I have been meaning to write this post for at least 4 years. It's easy to get too busy and to forget the small things. It's easy to get too busy to reflect on a berry patch and the lessons it offers.
Behind my barn is a disorderly tangle of wild black rasberries. They grow more plentiful by the year, hedging out the lovely, refined lilly garden we planted years ago. These are tenacious berries and despite our efforts, they flourish even more if we dare cut them back in the early spring. Needless to say, we finally gave up on the lilly garden and let the wild black rasberries grow according to their whim and vigor. And flourish they did.
Picking berries is not so easy as it might seem. Come July, I head out to the patch, bowl in hand. I go early in the morning, before the sun is too intense. Covered in morning dew they rest, just awaiting the plucking. My fingers flash quickly, like knitting needles. I pick one and then another, nimbly dropping the treasures into my bowl. However, inevitably my speed gets the best of me. I am moving too fast. I am not paying attention. I am almost greedily grabbing the berries when a thorn spikes my finger and I recoil. I am reminded to go slow. Slow down Pat Deegan. Berry picking is for the patient, not for the multi-tasker. I learn that lesson over and over again.
Berry picking is meant to be slow, careful and intentional. It is a type of meditation. It must be done with mindfulness. Thorns are a good teacher.
When the time comes for harvesting berries I think of my friend Pemina Yellow Bird. She taught me a lesson that came from her Mandan, Hadasta & Arikara heritage. She said when her people plant, they are careful to always plant more than they need. They understand that part of their harvest will feed the village and part will feed the birds, deer and other creatures. Rather than trapping or cursing the creatures that eat the harvest, her people teach us to plant enough for all.
I remember this when I harvest berries. Slow down Pat Deegan. Look around. Leave a few ripe berries on the vine so there is some left for the birds.
I carried this lesson from Pemina into my business. I have always been dubious of the term "intellectual property". How does one constrain an idea? How does one own an idea?
In my work, I have enjoyed the harvest other thinkers have planted.
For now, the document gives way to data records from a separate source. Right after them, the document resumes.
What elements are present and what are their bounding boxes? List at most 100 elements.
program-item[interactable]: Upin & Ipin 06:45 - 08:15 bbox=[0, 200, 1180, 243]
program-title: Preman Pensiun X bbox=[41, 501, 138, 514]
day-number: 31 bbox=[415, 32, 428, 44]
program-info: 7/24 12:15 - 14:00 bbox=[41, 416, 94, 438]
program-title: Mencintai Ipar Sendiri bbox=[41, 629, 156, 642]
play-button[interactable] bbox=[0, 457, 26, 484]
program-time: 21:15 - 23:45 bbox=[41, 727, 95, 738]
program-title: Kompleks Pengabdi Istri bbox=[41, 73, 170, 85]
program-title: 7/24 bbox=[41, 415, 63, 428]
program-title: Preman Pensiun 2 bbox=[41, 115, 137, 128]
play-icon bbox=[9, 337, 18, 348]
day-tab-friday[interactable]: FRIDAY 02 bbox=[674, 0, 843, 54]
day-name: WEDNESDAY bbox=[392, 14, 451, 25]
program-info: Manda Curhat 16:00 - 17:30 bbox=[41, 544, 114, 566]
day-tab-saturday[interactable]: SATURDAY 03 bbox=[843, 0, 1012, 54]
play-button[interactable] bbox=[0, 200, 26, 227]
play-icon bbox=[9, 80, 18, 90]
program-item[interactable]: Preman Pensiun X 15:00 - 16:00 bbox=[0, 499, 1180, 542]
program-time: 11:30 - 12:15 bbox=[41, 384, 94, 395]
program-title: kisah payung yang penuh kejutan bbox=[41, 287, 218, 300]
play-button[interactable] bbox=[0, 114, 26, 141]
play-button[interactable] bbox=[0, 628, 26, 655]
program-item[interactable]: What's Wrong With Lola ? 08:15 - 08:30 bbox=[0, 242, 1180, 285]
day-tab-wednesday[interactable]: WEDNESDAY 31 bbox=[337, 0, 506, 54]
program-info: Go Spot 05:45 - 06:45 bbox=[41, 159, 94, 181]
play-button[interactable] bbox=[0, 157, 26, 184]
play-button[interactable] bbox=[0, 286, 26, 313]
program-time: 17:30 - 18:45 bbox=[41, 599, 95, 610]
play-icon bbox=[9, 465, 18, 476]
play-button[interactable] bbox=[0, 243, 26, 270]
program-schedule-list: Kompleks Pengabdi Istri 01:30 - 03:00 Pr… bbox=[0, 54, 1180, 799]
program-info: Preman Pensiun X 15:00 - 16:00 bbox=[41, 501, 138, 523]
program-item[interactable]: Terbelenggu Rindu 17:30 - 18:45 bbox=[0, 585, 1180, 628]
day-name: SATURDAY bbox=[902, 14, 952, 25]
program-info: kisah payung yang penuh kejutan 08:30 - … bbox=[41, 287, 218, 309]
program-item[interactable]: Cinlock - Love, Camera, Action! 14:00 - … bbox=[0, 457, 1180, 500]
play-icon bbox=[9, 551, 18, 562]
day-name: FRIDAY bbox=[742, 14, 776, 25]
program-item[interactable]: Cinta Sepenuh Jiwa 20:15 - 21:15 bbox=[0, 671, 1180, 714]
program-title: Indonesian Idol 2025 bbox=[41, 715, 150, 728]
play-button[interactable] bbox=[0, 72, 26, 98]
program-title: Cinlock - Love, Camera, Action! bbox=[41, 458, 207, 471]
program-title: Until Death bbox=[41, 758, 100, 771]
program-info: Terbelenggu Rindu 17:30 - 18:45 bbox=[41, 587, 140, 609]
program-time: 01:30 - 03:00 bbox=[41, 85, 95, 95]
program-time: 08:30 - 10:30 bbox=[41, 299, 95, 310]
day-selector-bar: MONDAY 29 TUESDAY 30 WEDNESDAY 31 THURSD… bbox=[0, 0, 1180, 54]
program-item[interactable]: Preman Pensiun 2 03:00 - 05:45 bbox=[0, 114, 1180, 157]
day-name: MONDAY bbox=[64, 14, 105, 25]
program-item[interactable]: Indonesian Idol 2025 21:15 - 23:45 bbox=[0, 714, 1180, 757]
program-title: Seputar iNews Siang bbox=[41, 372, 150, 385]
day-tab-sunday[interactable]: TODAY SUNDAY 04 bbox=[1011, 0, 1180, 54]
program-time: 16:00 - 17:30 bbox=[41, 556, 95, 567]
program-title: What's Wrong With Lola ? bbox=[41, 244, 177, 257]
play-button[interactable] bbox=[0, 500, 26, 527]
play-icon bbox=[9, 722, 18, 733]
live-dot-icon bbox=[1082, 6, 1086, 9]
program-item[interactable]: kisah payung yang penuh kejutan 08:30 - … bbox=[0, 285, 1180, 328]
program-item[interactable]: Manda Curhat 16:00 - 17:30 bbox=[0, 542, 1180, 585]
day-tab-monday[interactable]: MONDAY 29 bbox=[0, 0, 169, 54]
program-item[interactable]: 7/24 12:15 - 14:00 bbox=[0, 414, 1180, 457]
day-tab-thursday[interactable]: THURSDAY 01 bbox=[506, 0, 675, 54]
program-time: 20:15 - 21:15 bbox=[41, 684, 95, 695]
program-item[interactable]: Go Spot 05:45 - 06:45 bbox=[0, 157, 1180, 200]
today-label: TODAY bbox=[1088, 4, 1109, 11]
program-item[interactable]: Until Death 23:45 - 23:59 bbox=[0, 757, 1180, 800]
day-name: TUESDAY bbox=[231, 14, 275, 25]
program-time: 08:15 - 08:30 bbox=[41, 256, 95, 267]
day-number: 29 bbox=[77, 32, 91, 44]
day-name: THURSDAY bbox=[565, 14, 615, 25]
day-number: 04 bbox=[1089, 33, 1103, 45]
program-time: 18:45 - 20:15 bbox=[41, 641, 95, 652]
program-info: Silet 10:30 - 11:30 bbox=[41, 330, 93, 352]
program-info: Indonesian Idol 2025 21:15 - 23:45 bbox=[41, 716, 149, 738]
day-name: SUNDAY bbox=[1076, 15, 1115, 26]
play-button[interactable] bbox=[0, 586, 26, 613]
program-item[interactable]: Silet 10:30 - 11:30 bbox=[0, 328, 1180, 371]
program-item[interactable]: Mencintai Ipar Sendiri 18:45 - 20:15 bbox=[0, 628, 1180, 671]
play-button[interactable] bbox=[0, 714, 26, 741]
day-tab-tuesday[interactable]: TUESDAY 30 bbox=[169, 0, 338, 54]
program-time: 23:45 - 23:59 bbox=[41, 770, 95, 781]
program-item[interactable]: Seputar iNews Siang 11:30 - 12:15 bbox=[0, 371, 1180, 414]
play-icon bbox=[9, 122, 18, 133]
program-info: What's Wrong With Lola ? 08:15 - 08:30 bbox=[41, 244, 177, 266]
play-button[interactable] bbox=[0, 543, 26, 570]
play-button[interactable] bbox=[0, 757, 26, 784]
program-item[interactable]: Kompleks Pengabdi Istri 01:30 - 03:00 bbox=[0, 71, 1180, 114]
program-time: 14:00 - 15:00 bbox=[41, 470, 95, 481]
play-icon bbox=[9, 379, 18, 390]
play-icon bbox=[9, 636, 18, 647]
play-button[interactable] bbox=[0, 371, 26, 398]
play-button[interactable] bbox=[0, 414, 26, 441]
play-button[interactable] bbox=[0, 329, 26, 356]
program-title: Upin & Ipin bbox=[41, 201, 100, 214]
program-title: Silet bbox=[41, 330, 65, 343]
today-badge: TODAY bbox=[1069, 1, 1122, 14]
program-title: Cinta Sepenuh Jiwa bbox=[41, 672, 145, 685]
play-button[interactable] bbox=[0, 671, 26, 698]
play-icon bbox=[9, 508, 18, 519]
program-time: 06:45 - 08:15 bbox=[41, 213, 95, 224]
In turn, I plant new seeds and am careful to plant enough to sustain my business and to nourish others who can take my ideas further. Rather than zealously defending "intellectual property" and copyright, I invite others to get in touch with me if they want to use my work to further their thinking. In addition to a copyright symbol or creative commons symbol, I add to the footer of my work, "To inquire about use, please contact firstname.lastname@example.org". It's amazing how many folks from all around the world have contacted me and asked permission - not to steal my ideas - but to build upon them and innovate beyond them. It's really inspiring to me. It's the difference between a scarcity mindset, and a mindset of abudance. I think a just and beneficient business is one that manifests abundance.
No need to hoard. Like my berry patch, with enough seeds, there will be more than enough to go around at harvest time.